The indwelling urinary (Foley®) catheter is a widely utilized device in the modern hospital environment in the United States. Under certain established medical conditions, these devices serve as a valuable tool in patient care. However, many indwelling urinary catheters are either placed inappropriately or are left in place longer than their intended use. This article describes a quality improvement project undertaken at the University of North Carolina Healthcare, Memorial Hospital, 8 Bed Tower Nursing Unit that developed and implemented a nurse-driven protocol to manage some of the risks associated with the use of these devices. The hospital team involved in this project was able to decrease the overall prevalence of indwelling urinary catheters from 24% to 17%.

Introduction

It has been estimated that between 16% and 25% of hospitalized patients in the United States receive an indwelling urinary (Foley®) catheter at some time during their hospital stay (Weinstein et al., 1999). One study found that 21% of those patients with an indwelling urinary catheter did not meet established criteria for its initial insertion and that almost 50% had the device left in place longer than necessary (Jain, Parada, David, & Smith, 1995).

There are many complications of indwelling urinary catheters. Bacteriuria can occur in about one half of the patients who have an indwelling urinary catheter for five days or more (Tambyah, Halvorson, & Maki, 1999). Although most cases of bacteriuria are asymptomatic and resolve spontaneously once the catheter is removed, Warren (1997) noted that as many as 30% of patients with catheter-associated bacteriuria will develop symptom-related urinary tract infections requiring treatment. Additionally, the most clinically important adverse outcome associated with bacteriuria is urinary tract-related bacteremia. Bacteremia, or sepsis, is a highly morbid and costly complication associated with hospitalization and can increase hospital length of stay (Saint & Lipsky, 1999). Use of the indwelling urinary catheter has been considered a "one point restraint;" akin to wrist restraints, the urinary catheter may act as a tether to the bed and is associated with impaired mobility, pain, and loss of dignity (Saint, Lipsky, & Goold, 2002).

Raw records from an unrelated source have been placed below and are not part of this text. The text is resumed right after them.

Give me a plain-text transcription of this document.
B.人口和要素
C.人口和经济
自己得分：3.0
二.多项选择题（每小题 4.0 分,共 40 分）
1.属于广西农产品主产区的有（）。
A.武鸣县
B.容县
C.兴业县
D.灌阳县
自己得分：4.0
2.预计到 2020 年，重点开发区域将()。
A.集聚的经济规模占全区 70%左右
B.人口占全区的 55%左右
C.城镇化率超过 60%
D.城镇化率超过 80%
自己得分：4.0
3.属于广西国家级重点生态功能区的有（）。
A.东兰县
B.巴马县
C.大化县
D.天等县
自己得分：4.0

Although various technologies have been employed to reduce the risks and associated complications of indwelling urinary catheters (such as bladder irrigation and antibiotic-coated catheters), experts agree that placement of these devices only in patients meeting established criteria as well as their early removal will prevent both bacteriuria and other unfavorable conditions associated with their use (Saint & Lipsky, 1999; Topal et al., 2005).